I didn’t hardly know what to say. I knew I had to stop her. All I could see was my badly bruised face sitting up on the front page of that paper of her daddy’s, and the Klan burning down all of Colored Town because of it. “No, Miss Lori Beth. That wouldn’t be a good idea for you to do a story about what happened to me,” I said. “I can’t let you do that.”

“But, Opal, this is the least I can do. Please let me tell your story.” She reasoned with the innocence of someone who didn’t know a thing about the world we both lived in. Her version of the world was all black and white, right and wrong. Mine was every shade of gray you could imagine, where right and wrong only existed for the whitest members of the world. Before I could say anything else, she had the camera pointed at me. She was ready to take my picture when my granny came bursting into the room. She stepped in between me and Miss Lori Beth, blocking her line of sight to take the picture.

“No ma’am. There will be no pictures, and there will be no stories written in white folks’ newspapers about what happened to my Opal,” Granny said. Granny had complained of her arthritis earlier that day, but right then she was standing tall and firm and unbending.

“But ma’am, I just want to let folks know what happened. I—”

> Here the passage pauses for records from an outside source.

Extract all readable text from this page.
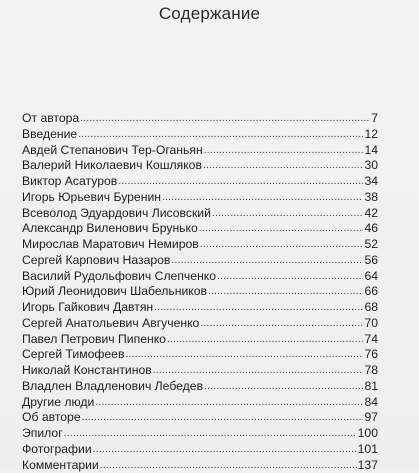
Содержание
От автора .....	7
Введение .....	12
Авдей Степанович Тер-Оганьян .....	14
Валерий Николаевич Кошляков .....	30
Виктор Асатуров .....	34
Игорь Юрьевич Буренин .....	38
Всеволод Эдуардович Лисовский .....	42
Александр Виленович Брунько .....	46
Мирослав Маратович Немиров .....	52
Сергей Карпович Назаров .....	56
Василий Рудольфович Слепченко .....	64
Юрий Леонидович Шабельников .....	66
Игорь Гайкович Давтян .....	68
Сергей Анатольевич Авгученко .....	70
Павел Петрович Пипенко .....	74
Сергей Тимофеев .....	76
Николай Константинов .....	78
Владлен Владленович Лебедев .....	81
Другие люди .....	84
Об авторе .....	97
Эпилог .....	100
Фотографии .....	101
Комментарии .....	137
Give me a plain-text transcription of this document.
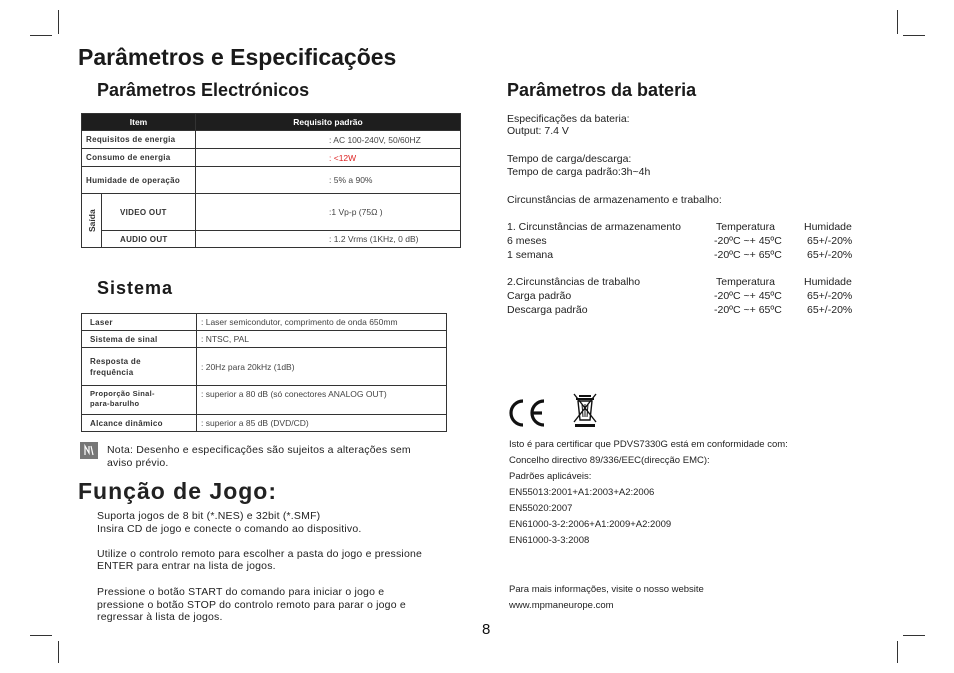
Parâmetros e Especificações
Parâmetros Electrónicos
Item		Requisito padrão
Requisitos de energia		: AC 100-240V, 50/60HZ
Consumo de energia		: <12W
Humidade de operação		: 5% a 90%
Saída	VIDEO OUT	:1 Vp-p (75Ω )
	AUDIO OUT	: 1.2 Vrms (1KHz, 0 dB)
Sistema
Laser	: Laser semicondutor, comprimento de onda 650mm
Sistema de sinal	: NTSC, PAL
Resposta de
frequência	: 20Hz para 20kHz (1dB)
Proporção Sinal-
para-barulho	: superior a 80 dB (só conectores ANALOG OUT)
Alcance dinâmico	: superior a 85 dB (DVD/CD)
Nota: Desenho e especificações são sujeitos a alterações sem
aviso prévio.
Função de Jogo:
Suporta jogos de 8 bit (*.NES) e 32bit (*.SMF)
Insira CD de jogo e conecte o comando ao dispositivo.
Utilize o controlo remoto para escolher a pasta do jogo e pressione
ENTER para entrar na lista de jogos.
Pressione o botão START do comando para iniciar o jogo e
pressione o botão STOP do controlo remoto para parar o jogo e
regressar à lista de jogos.
Parâmetros da bateria
Especificações da bateria:
Output: 7.4 V
Tempo de carga/descarga:
Tempo de carga padrão:3h~4h
Circunstâncias de armazenamento e trabalho:
1. Circunstâncias de armazenamento	Temperatura	Humidade
6 meses	-20ºC ~+ 45ºC 65+/-20%
1 semana	-20ºC ~+ 65ºC 65+/-20%
2.Circunstâncias de trabalho	Temperatura	Humidade
Carga padrão	-20ºC ~+ 45ºC 65+/-20%
Descarga padrão	-20ºC ~+ 65ºC 65+/-20%
Isto é para certificar que PDVS7330G está em conformidade com:
Concelho directivo 89/336/EEC(direcção EMC):
Padrões aplicáveis:
EN55013:2001+A1:2003+A2:2006
EN55020:2007
EN61000-3-2:2006+A1:2009+A2:2009
EN61000-3-3:2008
Para mais informações, visite o nosso website
www.mpmaneurope.com
8
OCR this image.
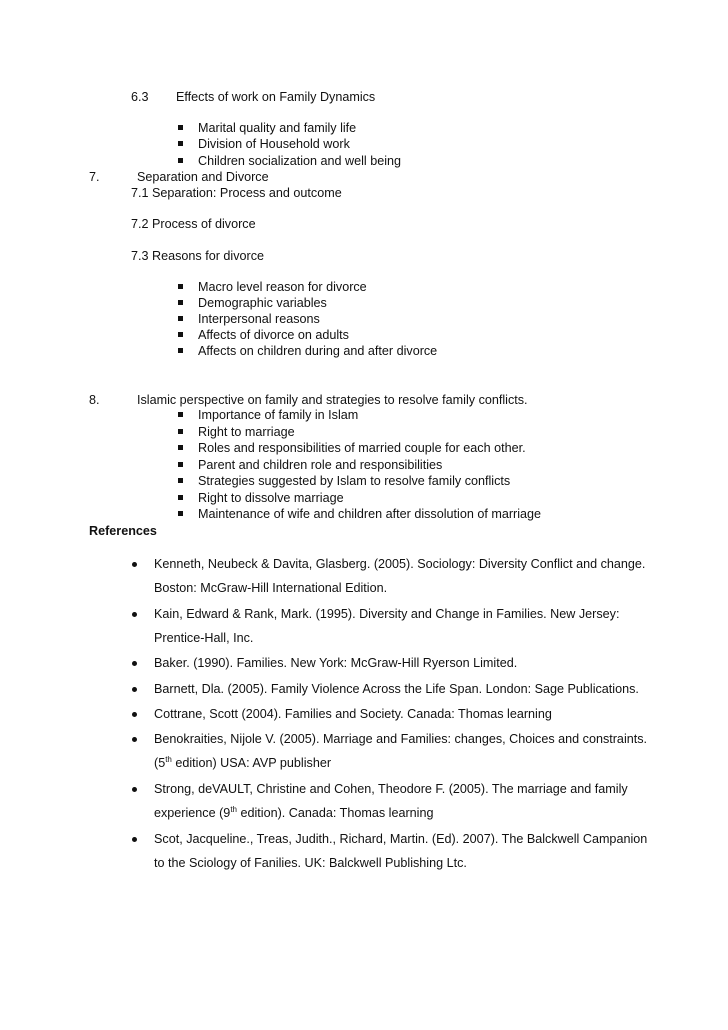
6.3 Effects of work on Family Dynamics
Marital quality and family life
Division of Household work
Children socialization and well being
7.	Separation and Divorce
7.1 Separation: Process and outcome
7.2 Process of divorce
7.3 Reasons for divorce
Macro level reason for divorce
Demographic variables
Interpersonal reasons
Affects of divorce on adults
Affects on children during and after divorce
8.	Islamic perspective on family and strategies to resolve family conflicts.
Importance of family in Islam
Right to marriage
Roles and responsibilities of married couple for each other.
Parent and children role and responsibilities
Strategies suggested by Islam to resolve family conflicts
Right to dissolve marriage
Maintenance of wife and children after dissolution of marriage
References
Kenneth, Neubeck & Davita, Glasberg. (2005). Sociology: Diversity Conflict and change.
Boston: McGraw-Hill International Edition.
Kain, Edward & Rank, Mark. (1995). Diversity and Change in Families. New Jersey:
Prentice-Hall, Inc.
Baker. (1990). Families. New York: McGraw-Hill Ryerson Limited.
Barnett, Dla. (2005). Family Violence Across the Life Span. London: Sage Publications.
Cottrane, Scott (2004). Families and Society. Canada: Thomas learning
Benokraities, Nijole V. (2005). Marriage and Families: changes, Choices and constraints.
(5th edition) USA: AVP publisher
Strong, deVAULT, Christine and Cohen, Theodore F. (2005). The marriage and family
experience (9th edition). Canada: Thomas learning
Scot, Jacqueline., Treas, Judith., Richard, Martin. (Ed). 2007). The Balckwell Campanion
to the Sciology of Fanilies. UK: Balckwell Publishing Ltc.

Granny interrupted. “You think folks around here don’t know about such as this, Miss Lori Beth? Negroes have known from the second they took their first breath that white folks can’t be trusted. You think writing about my Opal in some newspaper is going to make things better? The only thing you will do is get my grandbaby killed. Like I said, there will be no pictures and no stories.” She turned and looked at me and then back to Miss Lori Beth. “Judging from the looks of my Opal, she is tired. So I think you should go now.” She stepped aside so I could see Miss Lori Beth again. She had put her camera back into her bag, and the sadness had returned to her face again. I felt sorry for her. I knew her heart was in the right place. She just didn’t understand how things were.

“I’m sorry. I just wanted to help,” she said, tears falling down her face.

I watched Miss Lori Beth walk out the room. Her shoulders were slack and stooped. Like somebody who’d just been beaten in a terrible battle of wills. For a time, neither my granny nor I said anything. We both just kept staring at the door Miss Lori Beth had just left from. Finally, Granny turned back toward me.

“Granny, do you ever think there will be a time when Colored and white folks can just be friends?” I asked. “Like you and Miss Peggy?”

“Me and Miss Peggy are as close to friends as any Colored and white person can be, but even that has its limit,” Granny said. “I love Miss Peggy, but I also know that she is my boss before she is my friend.”

“It shouldn’t be that way,” I said.

Granny came and sat beside me on the bed. “There are a lot of things in life that shouldn’t be,” she said.

I nodded. All of this was way too much, so I closed my eyes, feeling safe just having my granny sitting beside me as I drifted off to sleep.